Emportée par ses victoires dans le courant de l’année 1992, l’UNITA a laissé les négociations se prolonger, mais surtout, ce mouvement d’opposition armé, qui contrôlait à cette époque les trois quarts du territoire, n’a pas réalisé que ses chances de victoire étaient à terme fort compromises dans la mesure où la communauté internationale se mobilisait en faveur d’une paix basée sur le processus politique engagé, et donc sur les premières élections. En mai 1992, les États-Unis qui avaient toujours soutenu Savimbi reconnaissaient le régime du président Dos Santos. L’ONU votait et appliquait un embargo sur les armes et les produits pétroliers contre l’Unita, et l’Afrique du Sud de Mandela devait opter pour la même ligne. Isolés, Savimbi et ses partisans allaient de plus en plus difficilement résister aux pressions internationales aussi bien qu’aux contre-offensives gouvernementales. En octobre 1994, à Lusaka, un nouvel accord de paix était signé : il allait permettre une relance du processus de paix impliquant un large engagement des Nations unies avec l’opération UNAVEM 3 ou Mission de vérification des Nations unies en Angola (voir la chronique « actions internationales », dans ce même numéro).

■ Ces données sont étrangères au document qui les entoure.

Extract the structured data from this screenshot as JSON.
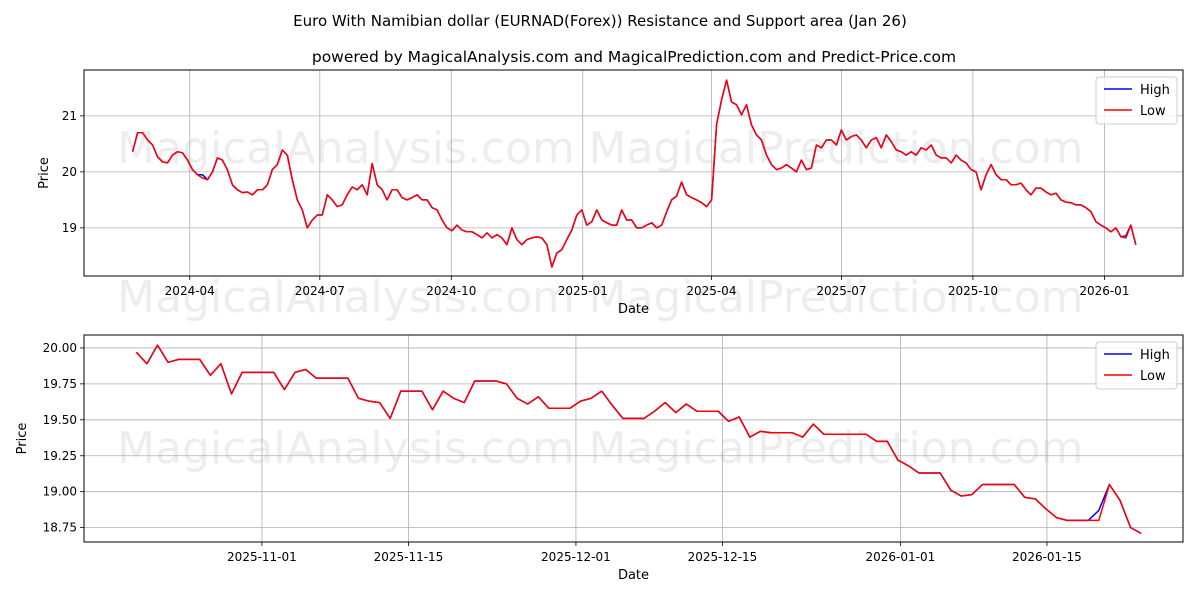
{
  "title": "Euro With Namibian dollar (EURNAD(Forex)) Resistance and Support area (Jan 26)",
  "subtitle": "powered by MagicalAnalysis.com and MagicalPrediction.com and Predict-Price.com",
  "watermarks": [
    "MagicalAnalysis.com",
    "MagicalPrediction.com"
  ],
  "colors": {
    "high": "#0000ff",
    "low": "#ff0000",
    "grid": "#b0b0b0"
  },
  "chart_data": [
    {
      "type": "line",
      "xlabel": "Date",
      "ylabel": "Price",
      "grid": true,
      "legend": {
        "placement": "top-right",
        "entries": [
          "High",
          "Low"
        ]
      },
      "x_start": "2024-02-21",
      "x_end": "2026-01-23",
      "xlim": [
        "2024-01-18",
        "2026-02-25"
      ],
      "ylim": [
        18.14,
        21.82
      ],
      "xticks": [
        {
          "date": "2024-04-01",
          "label": "2024-04"
        },
        {
          "date": "2024-07-01",
          "label": "2024-07"
        },
        {
          "date": "2024-10-01",
          "label": "2024-10"
        },
        {
          "date": "2025-01-01",
          "label": "2025-01"
        },
        {
          "date": "2025-04-01",
          "label": "2025-04"
        },
        {
          "date": "2025-07-01",
          "label": "2025-07"
        },
        {
          "date": "2025-10-01",
          "label": "2025-10"
        },
        {
          "date": "2026-01-01",
          "label": "2026-01"
        }
      ],
      "yticks": [
        {
          "v": 19,
          "label": "19"
        },
        {
          "v": 20,
          "label": "20"
        },
        {
          "v": 21,
          "label": "21"
        }
      ],
      "series": [
        {
          "name": "Low",
          "values": [
            20.36,
            20.7,
            20.7,
            20.57,
            20.48,
            20.27,
            20.18,
            20.16,
            20.3,
            20.36,
            20.34,
            20.21,
            20.04,
            19.95,
            19.89,
            19.86,
            20.0,
            20.25,
            20.21,
            20.04,
            19.77,
            19.68,
            19.63,
            19.64,
            19.59,
            19.68,
            19.68,
            19.77,
            20.04,
            20.13,
            20.39,
            20.3,
            19.86,
            19.5,
            19.32,
            19.0,
            19.14,
            19.23,
            19.23,
            19.59,
            19.5,
            19.38,
            19.41,
            19.59,
            19.73,
            19.68,
            19.77,
            19.59,
            20.15,
            19.77,
            19.68,
            19.5,
            19.68,
            19.68,
            19.54,
            19.5,
            19.54,
            19.59,
            19.5,
            19.5,
            19.36,
            19.32,
            19.14,
            19.0,
            18.95,
            19.05,
            18.96,
            18.93,
            18.93,
            18.88,
            18.82,
            18.91,
            18.82,
            18.88,
            18.82,
            18.7,
            19.0,
            18.79,
            18.7,
            18.79,
            18.82,
            18.84,
            18.82,
            18.7,
            18.3,
            18.55,
            18.61,
            18.79,
            18.96,
            19.23,
            19.32,
            19.05,
            19.11,
            19.32,
            19.14,
            19.09,
            19.05,
            19.05,
            19.32,
            19.14,
            19.14,
            19.0,
            19.0,
            19.05,
            19.09,
            19.0,
            19.05,
            19.29,
            19.5,
            19.57,
            19.82,
            19.59,
            19.54,
            19.5,
            19.45,
            19.38,
            19.5,
            20.85,
            21.29,
            21.64,
            21.25,
            21.2,
            21.02,
            21.2,
            20.84,
            20.66,
            20.57,
            20.3,
            20.13,
            20.04,
            20.07,
            20.13,
            20.07,
            20.0,
            20.21,
            20.04,
            20.07,
            20.48,
            20.43,
            20.57,
            20.57,
            20.48,
            20.75,
            20.57,
            20.63,
            20.66,
            20.57,
            20.43,
            20.57,
            20.61,
            20.43,
            20.66,
            20.54,
            20.39,
            20.36,
            20.3,
            20.36,
            20.3,
            20.43,
            20.39,
            20.48,
            20.3,
            20.25,
            20.25,
            20.16,
            20.3,
            20.21,
            20.16,
            20.04,
            20.0,
            19.68,
            19.95,
            20.13,
            19.95,
            19.86,
            19.86,
            19.77,
            19.77,
            19.8,
            19.68,
            19.59,
            19.71,
            19.71,
            19.64,
            19.59,
            19.62,
            19.5,
            19.46,
            19.45,
            19.41,
            19.41,
            19.36,
            19.29,
            19.11,
            19.05,
            19.0,
            18.93,
            19.0,
            18.84,
            18.82,
            19.05,
            18.7
          ]
        },
        {
          "name": "High",
          "values": [
            20.36,
            20.7,
            20.7,
            20.57,
            20.48,
            20.27,
            20.18,
            20.16,
            20.3,
            20.36,
            20.34,
            20.21,
            20.04,
            19.95,
            19.95,
            19.86,
            20.0,
            20.25,
            20.21,
            20.04,
            19.77,
            19.68,
            19.63,
            19.64,
            19.59,
            19.68,
            19.68,
            19.77,
            20.04,
            20.13,
            20.39,
            20.3,
            19.86,
            19.5,
            19.32,
            19.0,
            19.14,
            19.23,
            19.23,
            19.59,
            19.5,
            19.38,
            19.41,
            19.59,
            19.73,
            19.68,
            19.77,
            19.59,
            20.15,
            19.77,
            19.68,
            19.5,
            19.68,
            19.68,
            19.54,
            19.5,
            19.54,
            19.59,
            19.5,
            19.5,
            19.36,
            19.32,
            19.14,
            19.0,
            18.95,
            19.05,
            18.96,
            18.93,
            18.93,
            18.88,
            18.82,
            18.91,
            18.82,
            18.88,
            18.82,
            18.7,
            19.0,
            18.79,
            18.7,
            18.79,
            18.82,
            18.84,
            18.82,
            18.7,
            18.3,
            18.55,
            18.61,
            18.79,
            18.96,
            19.23,
            19.32,
            19.05,
            19.11,
            19.32,
            19.14,
            19.09,
            19.05,
            19.05,
            19.32,
            19.14,
            19.14,
            19.0,
            19.0,
            19.05,
            19.09,
            19.0,
            19.05,
            19.29,
            19.5,
            19.57,
            19.82,
            19.59,
            19.54,
            19.5,
            19.45,
            19.38,
            19.5,
            20.85,
            21.29,
            21.64,
            21.25,
            21.2,
            21.02,
            21.2,
            20.84,
            20.66,
            20.57,
            20.3,
            20.13,
            20.04,
            20.07,
            20.13,
            20.07,
            20.0,
            20.21,
            20.04,
            20.07,
            20.48,
            20.43,
            20.57,
            20.57,
            20.48,
            20.75,
            20.57,
            20.63,
            20.66,
            20.57,
            20.43,
            20.57,
            20.61,
            20.43,
            20.66,
            20.54,
            20.39,
            20.36,
            20.3,
            20.36,
            20.3,
            20.43,
            20.39,
            20.48,
            20.3,
            20.25,
            20.25,
            20.16,
            20.3,
            20.21,
            20.16,
            20.04,
            20.0,
            19.68,
            19.95,
            20.13,
            19.95,
            19.86,
            19.86,
            19.77,
            19.77,
            19.8,
            19.68,
            19.59,
            19.71,
            19.71,
            19.64,
            19.59,
            19.62,
            19.5,
            19.46,
            19.45,
            19.41,
            19.41,
            19.36,
            19.29,
            19.11,
            19.05,
            19.0,
            18.93,
            19.0,
            18.84,
            18.86,
            19.05,
            18.7
          ]
        }
      ]
    },
    {
      "type": "line",
      "xlabel": "Date",
      "ylabel": "Price",
      "grid": true,
      "legend": {
        "placement": "top-right",
        "entries": [
          "High",
          "Low"
        ]
      },
      "x_start": "2025-10-20",
      "x_end": "2026-01-24",
      "xlim": [
        "2025-10-15",
        "2026-01-28"
      ],
      "ylim": [
        18.65,
        20.09
      ],
      "xticks": [
        {
          "date": "2025-11-01",
          "label": "2025-11-01"
        },
        {
          "date": "2025-11-15",
          "label": "2025-11-15"
        },
        {
          "date": "2025-12-01",
          "label": "2025-12-01"
        },
        {
          "date": "2025-12-15",
          "label": "2025-12-15"
        },
        {
          "date": "2026-01-01",
          "label": "2026-01-01"
        },
        {
          "date": "2026-01-15",
          "label": "2026-01-15"
        }
      ],
      "yticks": [
        {
          "v": 18.75,
          "label": "18.75"
        },
        {
          "v": 19.0,
          "label": "19.00"
        },
        {
          "v": 19.25,
          "label": "19.25"
        },
        {
          "v": 19.5,
          "label": "19.50"
        },
        {
          "v": 19.75,
          "label": "19.75"
        },
        {
          "v": 20.0,
          "label": "20.00"
        }
      ],
      "series": [
        {
          "name": "High",
          "values": [
            19.97,
            19.89,
            20.02,
            19.9,
            19.92,
            19.92,
            19.92,
            19.81,
            19.89,
            19.68,
            19.83,
            19.83,
            19.83,
            19.83,
            19.71,
            19.83,
            19.85,
            19.79,
            19.79,
            19.79,
            19.79,
            19.65,
            19.63,
            19.62,
            19.51,
            19.7,
            19.7,
            19.7,
            19.57,
            19.7,
            19.65,
            19.62,
            19.77,
            19.77,
            19.77,
            19.75,
            19.65,
            19.61,
            19.66,
            19.58,
            19.58,
            19.58,
            19.63,
            19.65,
            19.7,
            19.6,
            19.51,
            19.51,
            19.51,
            19.56,
            19.62,
            19.55,
            19.61,
            19.56,
            19.56,
            19.56,
            19.49,
            19.52,
            19.38,
            19.42,
            19.41,
            19.41,
            19.41,
            19.38,
            19.47,
            19.4,
            19.4,
            19.4,
            19.4,
            19.4,
            19.35,
            19.35,
            19.22,
            19.18,
            19.13,
            19.13,
            19.13,
            19.01,
            18.97,
            18.98,
            19.05,
            19.05,
            19.05,
            19.05,
            18.96,
            18.95,
            18.88,
            18.82,
            18.8,
            18.8,
            18.8,
            18.87,
            19.05,
            18.94,
            18.75,
            18.71
          ]
        },
        {
          "name": "Low",
          "values": [
            19.97,
            19.89,
            20.02,
            19.9,
            19.92,
            19.92,
            19.92,
            19.81,
            19.89,
            19.68,
            19.83,
            19.83,
            19.83,
            19.83,
            19.71,
            19.83,
            19.85,
            19.79,
            19.79,
            19.79,
            19.79,
            19.65,
            19.63,
            19.62,
            19.51,
            19.7,
            19.7,
            19.7,
            19.57,
            19.7,
            19.65,
            19.62,
            19.77,
            19.77,
            19.77,
            19.75,
            19.65,
            19.61,
            19.66,
            19.58,
            19.58,
            19.58,
            19.63,
            19.65,
            19.7,
            19.6,
            19.51,
            19.51,
            19.51,
            19.56,
            19.62,
            19.55,
            19.61,
            19.56,
            19.56,
            19.56,
            19.49,
            19.52,
            19.38,
            19.42,
            19.41,
            19.41,
            19.41,
            19.38,
            19.47,
            19.4,
            19.4,
            19.4,
            19.4,
            19.4,
            19.35,
            19.35,
            19.22,
            19.18,
            19.13,
            19.13,
            19.13,
            19.01,
            18.97,
            18.98,
            19.05,
            19.05,
            19.05,
            19.05,
            18.96,
            18.95,
            18.88,
            18.82,
            18.8,
            18.8,
            18.8,
            18.8,
            19.05,
            18.94,
            18.75,
            18.71
          ]
        }
      ]
    }
  ]
}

En mai 1995, en visite en Afrique du Sud, Jonas Savimbi déclarait officiellement qu’il acceptait en fin de compte les résultats des élections de 1992. « Le pays est épuisé par trente ans de guerre… l’Angola ne peut plus continuer à être un désastre », ajoutait-il, « si le gouvernement le veut, mon parti est prêt à partager la responsabilité d’instaurer la paix. Nous serons un partenaire crédible ».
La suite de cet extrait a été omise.